As razões para esse fenômeno são diversas e tem recebido muitos nomes, a depender do contexto: identitarismo, redução do horizonte de expectativas, ruptura definitiva com os marcos do modernismo, capitalismo autofágico, realismo capitalista. Alguns, inclusive, saíram de moda — como pós-modernismo. Em comum a todos eles, a compreensão de que a dimensão comunitária da vida sofre um profundo processo de regressão em contexto neoliberal, o que incide de forma radical sobre a linguagem, estreitando o horizonte da literatura enquanto forma específica.

II

Enquanto o mundo explode, o desejo obsceno de pureza. Nos relacionamentos, a busca é por clareza contratual: “quais são suas intenções nesse app?” Investimento de baixo risco como substituto infértil do amor. Na arte, o desejo de coincidência entre autor e obra — eliminando toda e qualquer distância entre sujeito e linguagem. Escrever como quem não tem dinheiro para pagar um bom advogado de defesa. A busca por uma linguagem que não nos traia: luminosamente estéril.

Das coisas que a linguagem não pode fazer quando o mundo se acaba: o desejo por uma linguagem em que tudo esteja às claras não deixa de ser uma espécie verborrágica de silêncio.

III

Tudo isso faz sentido. Mas eu gostaria de tomar um atalho, pois acredito ser possível aprender algo com a história da recepção da literatura negra no Brasil — desde sempre acusada de ser mal escrita ou de comportar algum tipo de insuficiência. Para nossa tradição crítica, a literatura negra sempre deixou algo a desejar em termos de equilíbrio entre forma e conteúdo, com a balança pendendo para o segundo polo da equação. A história da literatura negra é contada como a história de sua insuficiência, a história da própria falta inscrita na linguagem.

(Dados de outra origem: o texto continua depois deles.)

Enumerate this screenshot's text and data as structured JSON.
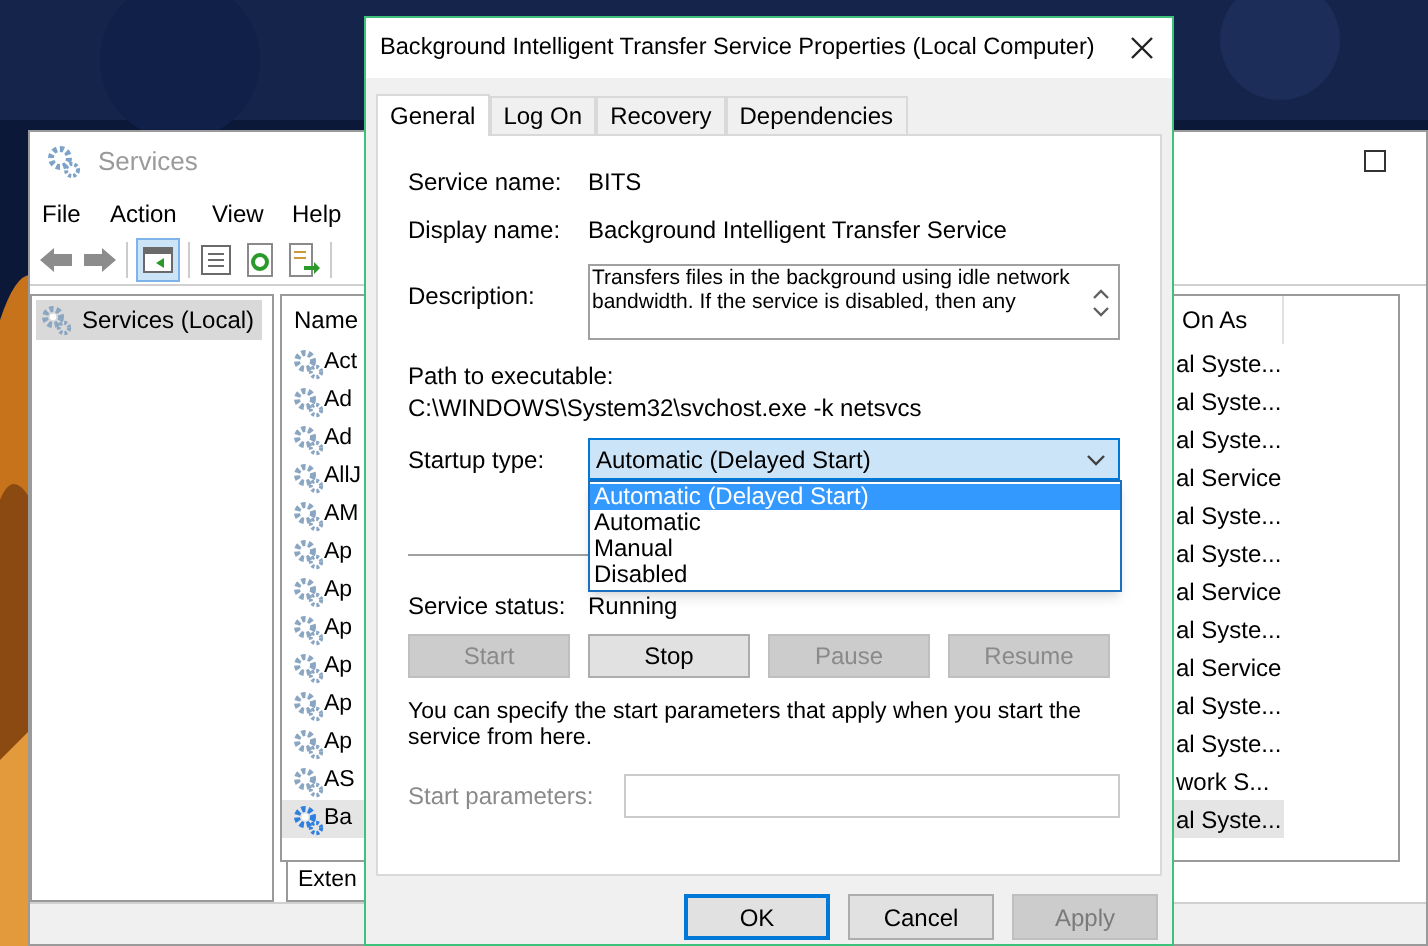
{
  "services_window": {
    "title": "Services",
    "menu": [
      "File",
      "Action",
      "View",
      "Help"
    ],
    "tree": [
      {
        "label": "Services (Local)",
        "selected": true
      }
    ],
    "columns": {
      "name": "Name",
      "log_on_as": "On As"
    },
    "rows": [
      {
        "name": "Act",
        "log_on_as": "al Syste...",
        "selected": false
      },
      {
        "name": "Ad",
        "log_on_as": "al Syste...",
        "selected": false
      },
      {
        "name": "Ad",
        "log_on_as": "al Syste...",
        "selected": false
      },
      {
        "name": "AllJ",
        "log_on_as": "al Service",
        "selected": false
      },
      {
        "name": "AM",
        "log_on_as": "al Syste...",
        "selected": false
      },
      {
        "name": "Ap",
        "log_on_as": "al Syste...",
        "selected": false
      },
      {
        "name": "Ap",
        "log_on_as": "al Service",
        "selected": false
      },
      {
        "name": "Ap",
        "log_on_as": "al Syste...",
        "selected": false
      },
      {
        "name": "Ap",
        "log_on_as": "al Service",
        "selected": false
      },
      {
        "name": "Ap",
        "log_on_as": "al Syste...",
        "selected": false
      },
      {
        "name": "Ap",
        "log_on_as": "al Syste...",
        "selected": false
      },
      {
        "name": "AS",
        "log_on_as": "work S...",
        "selected": false
      },
      {
        "name": "Ba",
        "log_on_as": "al Syste...",
        "selected": true
      }
    ],
    "view_tabs": [
      {
        "label": "Exten",
        "selected": true
      }
    ]
  },
  "dialog": {
    "title": "Background Intelligent Transfer Service Properties (Local Computer)",
    "tabs": [
      {
        "label": "General",
        "selected": true
      },
      {
        "label": "Log On",
        "selected": false
      },
      {
        "label": "Recovery",
        "selected": false
      },
      {
        "label": "Dependencies",
        "selected": false
      }
    ],
    "service_name": {
      "label": "Service name:",
      "value": "BITS"
    },
    "display_name": {
      "label": "Display name:",
      "value": "Background Intelligent Transfer Service"
    },
    "description": {
      "label": "Description:",
      "value": "Transfers files in the background using idle network bandwidth. If the service is disabled, then any"
    },
    "path": {
      "label": "Path to executable:",
      "value": "C:\\WINDOWS\\System32\\svchost.exe -k netsvcs"
    },
    "startup_type": {
      "label": "Startup type:",
      "value": "Automatic (Delayed Start)",
      "expanded": true,
      "options": [
        {
          "label": "Automatic (Delayed Start)",
          "selected": true
        },
        {
          "label": "Automatic",
          "selected": false
        },
        {
          "label": "Manual",
          "selected": false
        },
        {
          "label": "Disabled",
          "selected": false
        }
      ]
    },
    "service_status": {
      "label": "Service status:",
      "value": "Running"
    },
    "service_buttons": [
      {
        "label": "Start",
        "disabled": true
      },
      {
        "label": "Stop",
        "disabled": false
      },
      {
        "label": "Pause",
        "disabled": true
      },
      {
        "label": "Resume",
        "disabled": true
      }
    ],
    "hint": "You can specify the start parameters that apply when you start the service from here.",
    "start_parameters": {
      "label": "Start parameters:",
      "disabled": true
    },
    "buttons": [
      {
        "label": "OK",
        "default": true,
        "disabled": false
      },
      {
        "label": "Cancel",
        "default": false,
        "disabled": false
      },
      {
        "label": "Apply",
        "default": false,
        "disabled": true
      }
    ]
  }
}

E quando eu digo sempre, quero dizer SEMPRE. Sílvio Romero acusava Machado de Assis de ser um escritor pouco vigoroso por ser mulato e epilético. José Veríssimo dizia que Cruz e Souza balbuciava palavras sem sentido, como um preto deslumbrado com a civilização. Luís Gama era visto como um poeta sem destreza poética — assim como Solano Trindade e Sérgio Vaz. Lima Barreto, até hoje, é acusado de escrever mal. Carolina de Jesus, nem se fala. E até mesmo Conceição Evaristo já foi apontada como uma escritora que foca mais no conteúdo do que na forma.

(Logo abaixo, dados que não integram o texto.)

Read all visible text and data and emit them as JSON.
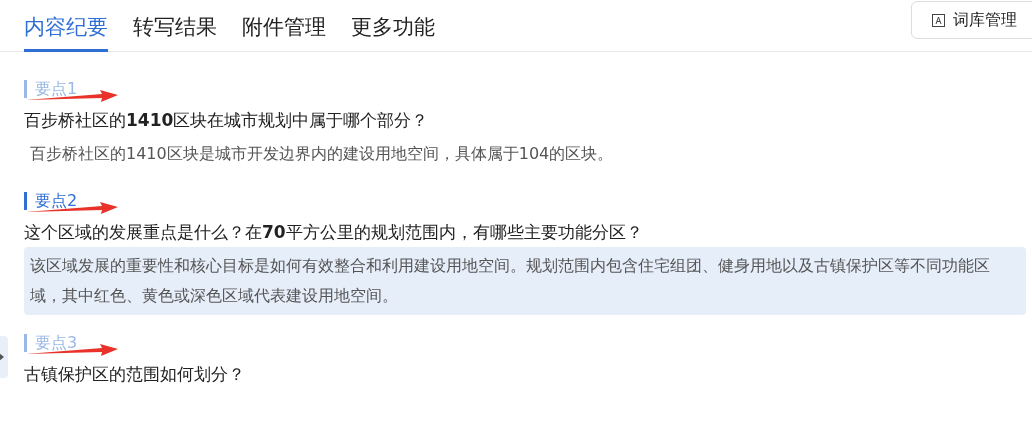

Curioso paradoxo: sendo a literatura dos meus irmãos e irmãs tão simples e pobre, por que o que ela demanda em humana pureza jamais se alcança?

IV

Façamos uma pausa, para desfazer qualquer mal-entendido: só digo o que digo — nada além. O que não digo: que esse retorno a certo tipo de linguagem representativa não seja, de fato, uma questão fundamental do nosso tempo. Pra ser o mais direto possível: não estou dizendo que defender a verdade da forma literária faz do leitor um branco racista. Inclusive, muitos intelectuais e artistas negros — como Toni Morrison, James Baldwin e, entre nós, Allan da Rosa — já o reconheceram. O debate é quente, e não é de hoje. E é justamente por ser decisivo que as coisas são um bocado mais complexas.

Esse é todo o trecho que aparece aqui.